Interactive processes are easily left piped to the user:

@task
def change_pass():
    s("passwd", interactive=True)
$ pepython change_pass
Changing password for nando.
(current) UNIX password:
Enter new UNIX password:
Retype new UNIX password:
passwd: password updated successfully

Executed task 'change_pass' successfuly.

While other non interactive processes can be left to be managed by the task:

@task
def process_python_files():
    ls_result = s("ls *py", fail_fast=False, verbose=True)

    if not ls_result.ok:
        exit("No python files here")

    python_files_raw = ls_result.value['out'].split("\n")
    python_files = [f.strip() for f in python_files_raw if f.strip()]

    print(
        "These are the python files in this directory:\n{}"
        .format(python_files)
    )
$ pepython process_python_files
Executed shell command 'ls *py'
exit code was: 0
stdout was:
setup.py
tasks.py

stderr was:

These are the python files in this directory:
[u'setup.py', u'tasks.py']

Executed task 'shell_returned_values' successfuly.

Development

Make sure you have the lastest pip and pipenv versions:

pip install --update pip pipenv

To start developing, start the environment by:

pipenv shell
pipenv install -d

This tool uses both pipenv for development and setuptools for packaging and distribution.
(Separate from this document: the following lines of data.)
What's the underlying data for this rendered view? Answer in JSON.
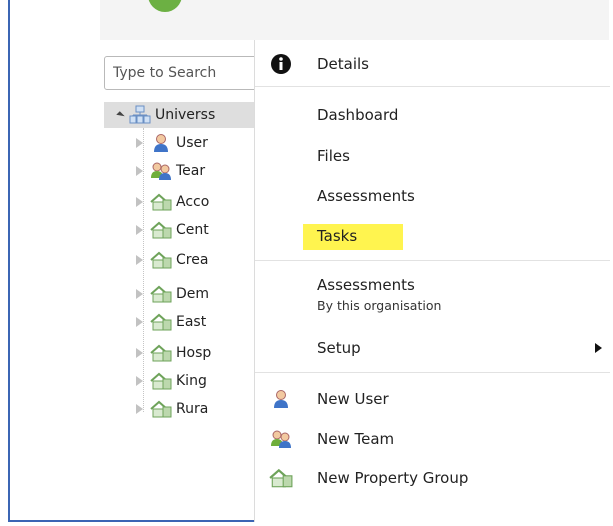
{
  "search": {
    "placeholder": "Type to Search"
  },
  "tree": {
    "root": "Universs",
    "items": [
      "User",
      "Tear",
      "Acco",
      "Cent",
      "Crea",
      "Dem",
      "East",
      "Hosp",
      "King",
      "Rura"
    ]
  },
  "menu": {
    "details": "Details",
    "dashboard": "Dashboard",
    "files": "Files",
    "assessments": "Assessments",
    "tasks": "Tasks",
    "assessments_org": "Assessments",
    "assessments_org_sub": "By this organisation",
    "setup": "Setup",
    "new_user": "New User",
    "new_team": "New Team",
    "new_property_group": "New Property Group"
  },
  "colors": {
    "frame_border": "#3b65b4",
    "highlight": "#fff44f",
    "logo_green": "#6cb043"
  }
}
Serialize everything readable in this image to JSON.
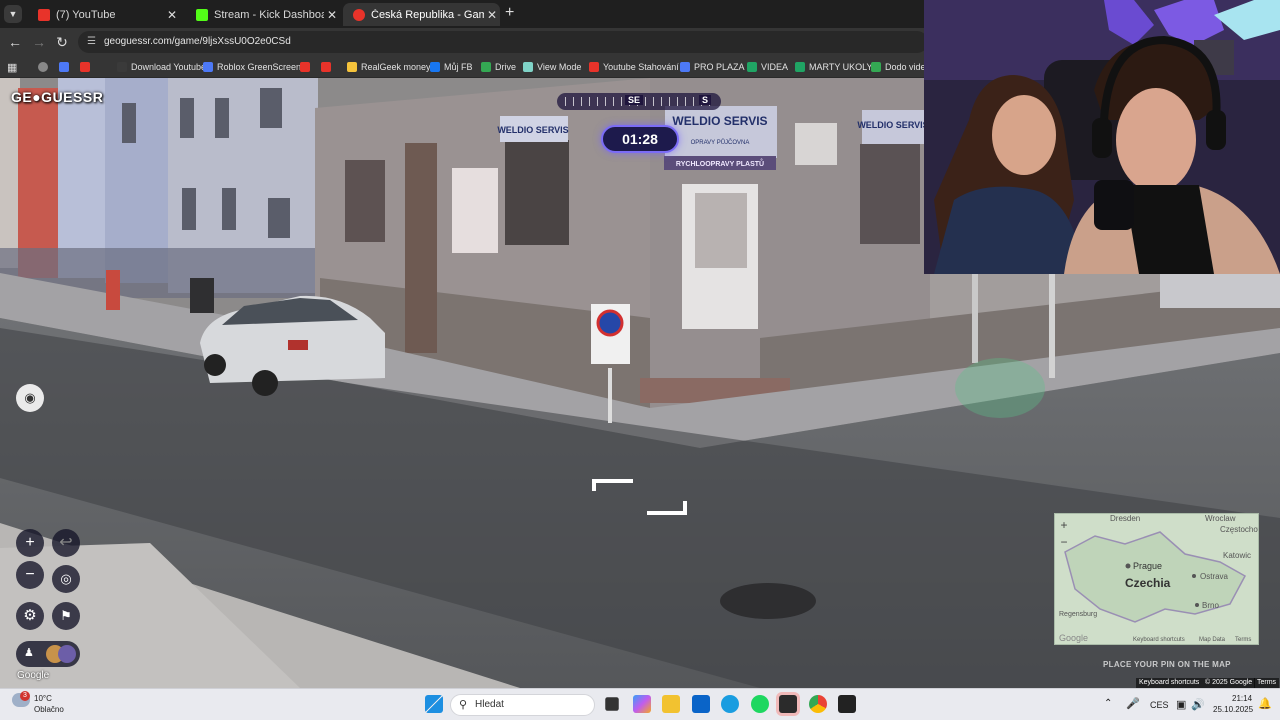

To this date there is not a 100% community-accepted best practice so I've taken this approach. In summary:

To add an application dependency, add it in setup.py and leave it with a loose version definition. Then, just do pipenv install -e . to install the dependency. Pipenv locking mecanism will work as expected, since pepython itself in in the [packages] section of Pipfile (check Pipfile.lock and you'll find the deps there).

To add a development dependency, add it to Pipfile via pipenv install -d <my-dependency>.

This way there's a single source of truth for package definition. No need to repeat the deps in setup.py and Pipfile*.

License

This project is licensed under the MIT License - see the LICENSE file for details.